To be clear, the fly is not Donald Trump, but the anxiety we feel over Donald Trump’s election and what might come to pass. It is anxiety that is not healthy or helpful for it is a trap that has no upside. Fear, on the other hand, is something we can use. It is a warning sign that we can act on. It is a healthy survival mechanism, and, if we harness it, a powerful tool for change (as I wrote about last time around).
Now, as a White man, my fear of what might come is not as heavy or acute as those who are not as privileged. I can sit this out and probably be fine. Hell, I could switch sides and thrive. I have the luxury to write abstractly about anxiety and fear. True. And what I wrote above is also true.
I am a firm believer that how we react to challenges and disasters shapes us and our lives a lot more than the challenges and disasters do (see Rebecca Solnit). Or, in woo-woo, “When life hands you a lemon…” Right now, we have been given a lemon - a huge, orange, sloppy, stupid lemon that smells like shit, fried chicken, and death. And, while I wouldn’t make lemonade out of this yellow turd of an election, this lemon can serve as a good projectile to hurl at the fucked-up. I am not sure exactly what that last sentence means, but you get the point.

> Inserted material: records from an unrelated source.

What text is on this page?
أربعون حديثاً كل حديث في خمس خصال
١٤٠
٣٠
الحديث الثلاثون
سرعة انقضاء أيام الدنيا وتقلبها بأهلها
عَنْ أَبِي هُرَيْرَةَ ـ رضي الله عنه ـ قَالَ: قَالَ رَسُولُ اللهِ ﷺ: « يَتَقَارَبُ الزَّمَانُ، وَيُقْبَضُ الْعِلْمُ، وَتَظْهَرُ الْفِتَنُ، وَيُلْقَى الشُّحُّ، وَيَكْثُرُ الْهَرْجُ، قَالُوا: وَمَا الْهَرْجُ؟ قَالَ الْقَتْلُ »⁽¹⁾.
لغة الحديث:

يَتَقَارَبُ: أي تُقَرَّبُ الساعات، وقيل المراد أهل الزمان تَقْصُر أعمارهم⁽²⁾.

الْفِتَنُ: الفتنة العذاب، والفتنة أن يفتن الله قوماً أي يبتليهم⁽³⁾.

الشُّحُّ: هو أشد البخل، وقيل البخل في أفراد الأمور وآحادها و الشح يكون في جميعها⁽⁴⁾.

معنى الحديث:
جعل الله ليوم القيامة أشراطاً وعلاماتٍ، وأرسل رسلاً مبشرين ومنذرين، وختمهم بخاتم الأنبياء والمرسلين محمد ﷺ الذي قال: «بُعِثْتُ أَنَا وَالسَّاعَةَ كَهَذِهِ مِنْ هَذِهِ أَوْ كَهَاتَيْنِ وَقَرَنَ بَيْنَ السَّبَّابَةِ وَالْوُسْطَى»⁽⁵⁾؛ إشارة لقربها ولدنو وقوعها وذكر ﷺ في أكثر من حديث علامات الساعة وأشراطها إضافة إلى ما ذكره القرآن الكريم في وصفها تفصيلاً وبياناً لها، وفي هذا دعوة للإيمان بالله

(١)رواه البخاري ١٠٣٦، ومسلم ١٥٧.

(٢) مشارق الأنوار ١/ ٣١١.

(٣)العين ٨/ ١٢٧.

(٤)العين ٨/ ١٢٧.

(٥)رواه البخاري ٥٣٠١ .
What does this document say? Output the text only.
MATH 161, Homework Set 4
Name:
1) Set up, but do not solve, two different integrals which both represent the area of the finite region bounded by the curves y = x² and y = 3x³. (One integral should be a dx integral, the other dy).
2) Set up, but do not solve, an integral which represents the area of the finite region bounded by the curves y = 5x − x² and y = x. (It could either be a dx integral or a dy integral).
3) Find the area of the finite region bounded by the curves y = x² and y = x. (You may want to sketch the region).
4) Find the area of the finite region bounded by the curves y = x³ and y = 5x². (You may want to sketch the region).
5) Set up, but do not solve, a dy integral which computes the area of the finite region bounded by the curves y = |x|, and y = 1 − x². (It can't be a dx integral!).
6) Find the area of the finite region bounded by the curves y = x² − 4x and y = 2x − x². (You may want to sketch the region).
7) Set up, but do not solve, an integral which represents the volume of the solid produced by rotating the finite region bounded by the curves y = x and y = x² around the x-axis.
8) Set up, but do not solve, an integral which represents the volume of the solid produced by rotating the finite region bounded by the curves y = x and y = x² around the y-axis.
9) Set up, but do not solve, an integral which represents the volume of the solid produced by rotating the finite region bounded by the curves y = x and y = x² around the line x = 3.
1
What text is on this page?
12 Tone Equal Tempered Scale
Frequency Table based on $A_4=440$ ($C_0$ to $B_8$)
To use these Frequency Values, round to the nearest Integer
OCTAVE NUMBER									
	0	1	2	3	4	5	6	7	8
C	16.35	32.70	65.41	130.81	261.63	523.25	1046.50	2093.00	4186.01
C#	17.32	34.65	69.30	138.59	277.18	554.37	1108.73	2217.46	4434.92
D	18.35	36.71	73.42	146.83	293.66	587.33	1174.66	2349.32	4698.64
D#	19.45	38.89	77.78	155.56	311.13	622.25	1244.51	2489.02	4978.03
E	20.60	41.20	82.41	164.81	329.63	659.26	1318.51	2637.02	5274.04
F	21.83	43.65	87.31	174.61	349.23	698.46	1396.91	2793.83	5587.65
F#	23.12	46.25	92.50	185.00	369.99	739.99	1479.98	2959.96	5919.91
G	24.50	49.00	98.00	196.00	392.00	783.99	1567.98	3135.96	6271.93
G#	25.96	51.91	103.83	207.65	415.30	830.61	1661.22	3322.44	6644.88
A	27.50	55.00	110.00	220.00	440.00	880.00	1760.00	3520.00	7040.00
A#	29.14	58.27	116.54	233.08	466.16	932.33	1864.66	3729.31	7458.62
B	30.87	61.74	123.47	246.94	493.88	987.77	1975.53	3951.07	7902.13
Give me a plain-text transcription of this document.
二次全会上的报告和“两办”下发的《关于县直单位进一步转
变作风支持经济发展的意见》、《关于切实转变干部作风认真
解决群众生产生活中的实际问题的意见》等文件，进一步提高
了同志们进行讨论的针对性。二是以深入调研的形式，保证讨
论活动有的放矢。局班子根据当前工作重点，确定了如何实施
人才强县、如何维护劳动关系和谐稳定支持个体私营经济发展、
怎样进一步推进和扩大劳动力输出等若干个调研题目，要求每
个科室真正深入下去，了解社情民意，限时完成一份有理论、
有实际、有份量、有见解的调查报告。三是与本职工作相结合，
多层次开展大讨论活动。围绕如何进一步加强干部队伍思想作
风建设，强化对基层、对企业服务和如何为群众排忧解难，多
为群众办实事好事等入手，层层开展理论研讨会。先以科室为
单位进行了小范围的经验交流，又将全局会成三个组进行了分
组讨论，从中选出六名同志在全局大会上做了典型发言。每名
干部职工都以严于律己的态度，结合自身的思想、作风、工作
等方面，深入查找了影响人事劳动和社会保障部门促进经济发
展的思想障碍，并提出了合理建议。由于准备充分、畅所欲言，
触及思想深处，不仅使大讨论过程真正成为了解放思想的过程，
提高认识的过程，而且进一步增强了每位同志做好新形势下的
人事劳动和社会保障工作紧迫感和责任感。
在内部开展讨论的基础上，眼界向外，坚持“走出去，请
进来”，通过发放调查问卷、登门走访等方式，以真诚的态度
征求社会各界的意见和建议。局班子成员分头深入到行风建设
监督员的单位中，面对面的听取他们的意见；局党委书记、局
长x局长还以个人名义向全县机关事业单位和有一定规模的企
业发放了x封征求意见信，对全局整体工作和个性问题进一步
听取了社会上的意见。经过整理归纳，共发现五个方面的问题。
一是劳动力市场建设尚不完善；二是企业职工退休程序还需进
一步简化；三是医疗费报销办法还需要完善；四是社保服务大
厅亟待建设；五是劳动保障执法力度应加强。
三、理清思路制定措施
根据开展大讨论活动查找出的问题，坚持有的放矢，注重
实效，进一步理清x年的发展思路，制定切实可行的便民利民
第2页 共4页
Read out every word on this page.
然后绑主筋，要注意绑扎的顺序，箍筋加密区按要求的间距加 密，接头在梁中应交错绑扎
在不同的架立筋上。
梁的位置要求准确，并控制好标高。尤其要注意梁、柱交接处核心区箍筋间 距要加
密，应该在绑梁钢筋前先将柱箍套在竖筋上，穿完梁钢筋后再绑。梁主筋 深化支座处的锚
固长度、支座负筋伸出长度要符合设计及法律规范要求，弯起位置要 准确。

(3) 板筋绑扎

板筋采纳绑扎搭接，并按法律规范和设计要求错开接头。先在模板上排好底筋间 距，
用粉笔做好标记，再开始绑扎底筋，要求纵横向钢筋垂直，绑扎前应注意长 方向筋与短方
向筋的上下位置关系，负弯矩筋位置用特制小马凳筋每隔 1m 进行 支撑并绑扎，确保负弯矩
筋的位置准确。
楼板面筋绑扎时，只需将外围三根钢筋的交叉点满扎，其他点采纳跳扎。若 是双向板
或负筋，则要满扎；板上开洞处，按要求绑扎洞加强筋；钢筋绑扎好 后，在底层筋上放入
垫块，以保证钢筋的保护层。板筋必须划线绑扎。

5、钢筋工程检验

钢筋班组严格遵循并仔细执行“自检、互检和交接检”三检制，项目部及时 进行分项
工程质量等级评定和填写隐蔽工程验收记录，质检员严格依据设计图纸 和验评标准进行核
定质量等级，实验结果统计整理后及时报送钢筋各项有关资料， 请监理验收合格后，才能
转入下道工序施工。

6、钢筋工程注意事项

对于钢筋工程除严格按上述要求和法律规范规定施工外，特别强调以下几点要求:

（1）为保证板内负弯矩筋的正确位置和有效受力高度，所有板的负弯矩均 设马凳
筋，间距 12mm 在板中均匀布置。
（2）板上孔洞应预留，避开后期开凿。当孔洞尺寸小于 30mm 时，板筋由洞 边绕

Feel fear, feel anxiety, feel whatever you need to feel – but don’t let it trap you and define what you do (or don’t do). Step back and try to understand what you are feeling and why, a why that goes deeper than Trump. Identify the fear and the anxiety (and anger, disgust, disappointment, depression, etc.), and deal with them appropriately. That is not a “right now” thing, nor is it a “Buck up, little soldier” or “Get over it!” No, it’s more like “Give yourself some emotional slack” and “Take care of yourself.” You need that for yourself, and we need that for us.